Up to 600 North Korean defectors who were forcibly repatriated by China have "vanished," Seoul-based Transitional Justice Working Group said Thursday. File Photo by Stephen Shaver/UPI |
License Photo
Dec. 7 (UPI) -- Up to 600 North Korean escapees have "vanished" after being forcibly sent back home from China, a Seoul-based human rights organization said Thursday.
The Transitional Justice Working Group said in a briefing that no communication has been established with the defectors, 70% of whom are believed to be women, since they were deported in October after the North reopened its borders following the COVID-19 pandemic.
U.N. Special Rapporteur on North Korean Human Rights Elizabeth Salmon said last year that an estimated 2,000 escapees were being detained in China, where they are classified as "illegal migrants" and not given refugee protections.
Calls have been mounting on China not to repatriate the escapees, who advocates say will face brutal treatment in detention facilities.
"Torture, sexual and gender-based violence, imprisonment in concentration camps, forced abortions and execution await those forcibly returned in the largest mass repatriation of its kind in years," TJWG said in a statement.
On Thursday, the rights group is hosting an event in New York to urge the United States, Britain and other governments to pressure Beijing to end its policy of forcible repatriation.
"The international silence shrouding the human rights atrocities against the North Korean people must stop," Ethan Hee-Seok Shin, legal analyst at TJWG, said in an emailed statement.
Shin said at least 1,100 more North Koreans are being held in Chinese detention centers.
"They are 'sitting ducks' who could be deported back to the murderous regime which they fled from at any moment," he said.
One of the few known recently deported North Koreans is Kim Cheol-ok, who escaped in 1998 at age 14 during a devastating famine. After living in the province of Jilin for 25 years with a Chinese husband and a daughter, Kim was suddenly arrested in April and has been incommunicado since.
Her sister is scheduled to speak at the TJWG event on Thursday.
"My sister's only crime was being born in North Korea," she was quoted as saying in the TJWG release. "All I want is for her to live in safety."

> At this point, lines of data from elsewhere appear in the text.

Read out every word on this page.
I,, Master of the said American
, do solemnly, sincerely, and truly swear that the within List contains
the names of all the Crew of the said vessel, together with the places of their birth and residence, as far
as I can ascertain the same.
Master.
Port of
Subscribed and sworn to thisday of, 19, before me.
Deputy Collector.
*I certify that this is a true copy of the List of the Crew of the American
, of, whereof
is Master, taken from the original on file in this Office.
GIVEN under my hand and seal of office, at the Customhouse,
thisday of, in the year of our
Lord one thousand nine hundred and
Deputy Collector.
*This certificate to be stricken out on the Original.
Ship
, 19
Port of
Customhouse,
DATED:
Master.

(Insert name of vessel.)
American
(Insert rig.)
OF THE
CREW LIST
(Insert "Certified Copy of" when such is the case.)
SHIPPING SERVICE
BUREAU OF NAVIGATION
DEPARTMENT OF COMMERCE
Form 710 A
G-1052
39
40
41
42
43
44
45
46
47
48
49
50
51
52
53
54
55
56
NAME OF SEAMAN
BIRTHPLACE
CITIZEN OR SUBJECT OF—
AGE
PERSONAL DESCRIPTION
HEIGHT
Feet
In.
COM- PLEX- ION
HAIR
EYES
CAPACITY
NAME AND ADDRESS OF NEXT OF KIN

Rights groups and officials in Seoul said in October that some 600 escapees were sent back at five border crossing points in China's Jilin and Liaoning provinces. TJWG said Thursday it had confirmed details of the deportations through video and on-the-ground sources.
Neither China nor North Korea has acknowledged the repatriations. In October, China's foreign ministry spokesman Wang Wenbin said there was "no such thing as so-called 'North Korean defectors' in China."
South Korea's National Assembly adopted a resolution last week urging China not to repatriate the defectors. It also calls for China to recognize North Koreans in the country as refugees and permit them to move onward to South Korea or other countries.